Lorsqu’on commence à grimper, on a tendance à trop serrer les prises, et ce n’est pas sans conséquences sur nos performances.

Pourquoi serre-t-on trop les prises ?

Il y a 2 cas de figure qui font que l’on va avoir tendance à trop serrer les prises.

La crainte de la chute

La première cause d’un serrage trop important de la prise est justifié par une crainte de chuter. C’est en grande partie pour ça que les débutants en escalade serrent beaucoup trop les prises, alors qu’ils n’ont la plupart du temps pas besoin de déployer autant de force pour tenir.

Quand on commence à grimper, la chute est une sensation nouvelle qui est encore trop crainte.

En bloc, c’est généralement la crainte de blessure en chutant sur le tapis de réception qui en est à l’origine. Même si on se dit que ce n’est pas si haut, rien ni personne ne vous retiendra et cela peut être crispant au début.
En voie, c’est principalement la peur de la hauteur et le manque de confiance en son matériel qui sont responsables de ce serrage intense.

On grimpe alors avec en tête la jolie mélodie « ne pas tomber, ne pas tomber, ne pas tomber… ». 🎵🎶 La réponse logique est de serrer les prises comme si notre vie en dépendait.

Le meilleur remède contre ça : l’école de la chute ! On chute volontairement encore et encore pour que notre cerveau assimile cette sensation et la catégorise comme « non-dangereuse ».

C’est généralement lorsqu’on commence à s’essayer à l’escalade en tête qu’on se demande vraiment ce qu’on fiche là, la peur au ventre sur une voie, alors qu’on pourrait être tranquillement sur son canapé avec un chocolat chaud devant Netflix ?! Mais heureusement, on ne s’arrête pas là, on tombe, encore et encore, puis notre cerveau comprend que cette crainte de chute libre n’est généralement pas dangereuse. Nous avons écrit un article pour vaincre sa peur de grimper en tête, n’hésitez pas à y jeter un coup d’œil, on y aborde des points similaires.

La difficulté de l’ascension

La seconde raison d’un serrage trop excessif est liée à la difficulté à tenir la prise. Et là, très franchement, on n’y peut pas grand chose !

Une pince trop difficile ? Une réglette trop fine ? Bon, nous n’avons pas encore développé suffisamment de force dans nos doigts et avant-bras, alors on n’aura pas le luxe de relâcher nos mains.

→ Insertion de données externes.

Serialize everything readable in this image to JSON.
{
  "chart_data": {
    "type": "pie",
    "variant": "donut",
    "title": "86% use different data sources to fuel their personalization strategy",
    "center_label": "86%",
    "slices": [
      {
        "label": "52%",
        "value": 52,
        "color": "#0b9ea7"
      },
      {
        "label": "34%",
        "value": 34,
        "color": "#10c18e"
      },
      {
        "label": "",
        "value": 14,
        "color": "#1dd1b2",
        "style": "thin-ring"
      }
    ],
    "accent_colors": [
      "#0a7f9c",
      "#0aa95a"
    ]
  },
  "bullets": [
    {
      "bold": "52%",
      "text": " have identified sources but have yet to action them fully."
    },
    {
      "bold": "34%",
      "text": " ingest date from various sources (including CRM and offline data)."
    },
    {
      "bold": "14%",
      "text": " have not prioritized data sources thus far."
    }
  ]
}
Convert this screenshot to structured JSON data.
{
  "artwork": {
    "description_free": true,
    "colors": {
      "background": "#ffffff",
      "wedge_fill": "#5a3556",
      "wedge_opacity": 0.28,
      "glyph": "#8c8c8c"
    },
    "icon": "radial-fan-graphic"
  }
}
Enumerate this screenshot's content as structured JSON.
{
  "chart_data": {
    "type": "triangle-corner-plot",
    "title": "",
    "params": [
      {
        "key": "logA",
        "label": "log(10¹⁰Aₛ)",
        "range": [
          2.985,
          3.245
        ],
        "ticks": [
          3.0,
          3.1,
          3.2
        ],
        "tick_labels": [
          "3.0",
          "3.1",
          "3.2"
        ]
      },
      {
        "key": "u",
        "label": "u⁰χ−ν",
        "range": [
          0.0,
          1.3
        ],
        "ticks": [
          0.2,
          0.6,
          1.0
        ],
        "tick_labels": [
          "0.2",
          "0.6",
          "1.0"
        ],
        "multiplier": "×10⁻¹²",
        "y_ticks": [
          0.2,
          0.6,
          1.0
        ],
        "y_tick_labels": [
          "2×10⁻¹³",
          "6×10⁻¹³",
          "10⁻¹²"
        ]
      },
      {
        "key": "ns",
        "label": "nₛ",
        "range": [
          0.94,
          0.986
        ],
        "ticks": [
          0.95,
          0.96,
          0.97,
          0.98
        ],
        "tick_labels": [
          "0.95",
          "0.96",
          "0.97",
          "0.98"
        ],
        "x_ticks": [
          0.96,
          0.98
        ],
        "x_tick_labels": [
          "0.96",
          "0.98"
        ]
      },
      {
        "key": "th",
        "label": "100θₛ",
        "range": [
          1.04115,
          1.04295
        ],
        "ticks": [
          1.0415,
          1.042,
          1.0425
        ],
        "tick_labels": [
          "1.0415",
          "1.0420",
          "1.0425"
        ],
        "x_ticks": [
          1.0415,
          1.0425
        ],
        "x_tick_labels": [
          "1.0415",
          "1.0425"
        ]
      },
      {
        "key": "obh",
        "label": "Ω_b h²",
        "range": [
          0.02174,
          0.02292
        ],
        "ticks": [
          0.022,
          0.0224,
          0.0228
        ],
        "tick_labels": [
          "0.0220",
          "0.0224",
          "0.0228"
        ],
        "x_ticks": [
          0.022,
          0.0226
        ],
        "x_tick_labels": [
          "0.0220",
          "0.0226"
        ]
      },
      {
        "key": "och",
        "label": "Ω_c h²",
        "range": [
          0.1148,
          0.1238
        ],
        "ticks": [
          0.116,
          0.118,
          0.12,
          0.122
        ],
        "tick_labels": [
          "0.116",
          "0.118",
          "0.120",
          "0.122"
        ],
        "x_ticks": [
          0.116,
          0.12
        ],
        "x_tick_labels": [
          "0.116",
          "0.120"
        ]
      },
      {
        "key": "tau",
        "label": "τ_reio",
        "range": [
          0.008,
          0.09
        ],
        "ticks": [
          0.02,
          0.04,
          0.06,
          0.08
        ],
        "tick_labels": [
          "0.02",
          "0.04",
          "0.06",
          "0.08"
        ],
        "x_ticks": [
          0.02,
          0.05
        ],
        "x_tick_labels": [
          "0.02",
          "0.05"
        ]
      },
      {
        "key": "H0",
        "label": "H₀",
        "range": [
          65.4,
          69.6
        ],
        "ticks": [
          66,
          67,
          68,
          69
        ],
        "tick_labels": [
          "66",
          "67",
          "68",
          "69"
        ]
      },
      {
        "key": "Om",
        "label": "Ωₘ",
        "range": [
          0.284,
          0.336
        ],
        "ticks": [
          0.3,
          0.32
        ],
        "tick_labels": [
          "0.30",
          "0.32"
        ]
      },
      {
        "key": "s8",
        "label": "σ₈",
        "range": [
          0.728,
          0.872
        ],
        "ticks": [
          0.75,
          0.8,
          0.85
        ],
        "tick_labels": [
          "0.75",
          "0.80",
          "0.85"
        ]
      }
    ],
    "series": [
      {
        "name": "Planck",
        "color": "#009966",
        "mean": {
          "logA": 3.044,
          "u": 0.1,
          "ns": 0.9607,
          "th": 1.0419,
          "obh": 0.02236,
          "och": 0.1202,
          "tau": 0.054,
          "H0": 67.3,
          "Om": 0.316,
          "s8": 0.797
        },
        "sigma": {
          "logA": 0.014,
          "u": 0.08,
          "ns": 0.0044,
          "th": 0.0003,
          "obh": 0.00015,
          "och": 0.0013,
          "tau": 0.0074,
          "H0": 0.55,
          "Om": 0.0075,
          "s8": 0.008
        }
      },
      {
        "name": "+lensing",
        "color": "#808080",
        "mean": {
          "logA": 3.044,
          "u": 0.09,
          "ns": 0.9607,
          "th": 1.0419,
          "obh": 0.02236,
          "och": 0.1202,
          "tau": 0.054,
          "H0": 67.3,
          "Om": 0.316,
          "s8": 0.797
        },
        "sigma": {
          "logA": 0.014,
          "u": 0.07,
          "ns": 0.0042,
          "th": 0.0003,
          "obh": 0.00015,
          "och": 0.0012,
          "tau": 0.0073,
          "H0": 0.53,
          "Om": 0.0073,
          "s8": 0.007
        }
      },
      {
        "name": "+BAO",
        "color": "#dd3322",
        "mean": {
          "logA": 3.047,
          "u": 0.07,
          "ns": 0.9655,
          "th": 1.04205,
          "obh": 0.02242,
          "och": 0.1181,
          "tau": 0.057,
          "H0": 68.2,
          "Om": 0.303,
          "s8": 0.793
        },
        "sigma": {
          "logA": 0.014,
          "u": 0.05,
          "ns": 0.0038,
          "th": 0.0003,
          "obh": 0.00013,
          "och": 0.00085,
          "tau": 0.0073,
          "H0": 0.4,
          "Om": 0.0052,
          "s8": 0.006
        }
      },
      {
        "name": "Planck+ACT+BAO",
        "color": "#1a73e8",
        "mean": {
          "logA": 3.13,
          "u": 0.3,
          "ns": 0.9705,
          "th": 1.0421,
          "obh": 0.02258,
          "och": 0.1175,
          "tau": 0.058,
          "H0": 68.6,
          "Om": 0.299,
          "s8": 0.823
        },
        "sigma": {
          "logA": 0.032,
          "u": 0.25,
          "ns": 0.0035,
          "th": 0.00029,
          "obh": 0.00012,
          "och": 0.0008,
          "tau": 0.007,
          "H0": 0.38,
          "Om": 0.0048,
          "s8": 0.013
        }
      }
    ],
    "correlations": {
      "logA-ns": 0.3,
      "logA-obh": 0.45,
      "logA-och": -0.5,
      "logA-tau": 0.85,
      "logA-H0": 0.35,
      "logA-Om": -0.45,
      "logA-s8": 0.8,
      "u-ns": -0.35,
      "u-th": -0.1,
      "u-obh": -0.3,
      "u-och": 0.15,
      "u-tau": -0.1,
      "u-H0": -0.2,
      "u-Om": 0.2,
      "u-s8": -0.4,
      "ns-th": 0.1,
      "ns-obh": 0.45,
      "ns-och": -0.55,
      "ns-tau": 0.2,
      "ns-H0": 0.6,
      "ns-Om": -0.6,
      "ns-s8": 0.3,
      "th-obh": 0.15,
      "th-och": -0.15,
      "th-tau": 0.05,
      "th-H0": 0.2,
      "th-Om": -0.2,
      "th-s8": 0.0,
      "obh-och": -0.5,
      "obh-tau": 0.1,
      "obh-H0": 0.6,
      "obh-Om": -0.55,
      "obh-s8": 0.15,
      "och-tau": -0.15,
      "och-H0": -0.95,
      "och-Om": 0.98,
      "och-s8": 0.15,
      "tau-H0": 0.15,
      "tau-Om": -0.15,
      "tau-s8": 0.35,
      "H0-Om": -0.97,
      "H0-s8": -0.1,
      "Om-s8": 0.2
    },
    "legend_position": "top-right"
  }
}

Pourquoi doit-on réguler cette pression ?

1. Gagner en confiance

Trop serrer une prise qui ne demande pas autant de force exercée est le reflet d’un manque de confiance et de crainte. Vous vous retrouvez alors le nez face à votre main crispée qui vous dit « Et regarde comme je flippe ! »… et ça, ce n’est clairement pas l’idéal pour vous mettre en confiance.

Efforcez-vous de vous relâcher pour prendre confiance, pour sentir que vous avez la situation en mains (en mains… 😏).

Quand on commence l’escalade en tête, il n’est pas rare de crisper en serrant de toutes ses forces la prise d’une main, le temps de mousquetonner avec son autre main. En réalité, le fait de serrer aussi fort n’est pas nécessaire pour tenir sans risque sur la prise, il s’agit d’un manque de confiance qui, une fois chassé, permet de grimper avec beaucoup plus de sérénité et d’efficacité.

2. Économiser son énergie

Dès qu’on sort de sa zone de confort, qu’on serre des prises encore trop difficiles pour son niveau, on a tendance à serrer très fort pour tenir, et c’est normal. Mais souvent, nous avons la capacité de tenir sur des prises sans pour autant déployer autant de force.

Il s’agit d’un manque à gagner considérable en termes d’endurance. Serrer les prises est un effort qui sollicite grandement nos avant-bras et chaque petit relâchement au cours de vos ascensions vous permettra de retarder un peu plus la sensation de tétanie des avant-bras (les fameuses bouteilles !) et la perte de force dans les doigts.

D’ailleurs, efforcez-vous de relâcher systématiquement votre main et bras libres lorsque vous n’en avez pas besoin. Un grimpeur fonctionne aussi avec du carburant, l’énergie, alors économisez-là dès que vous en avez l’occasion.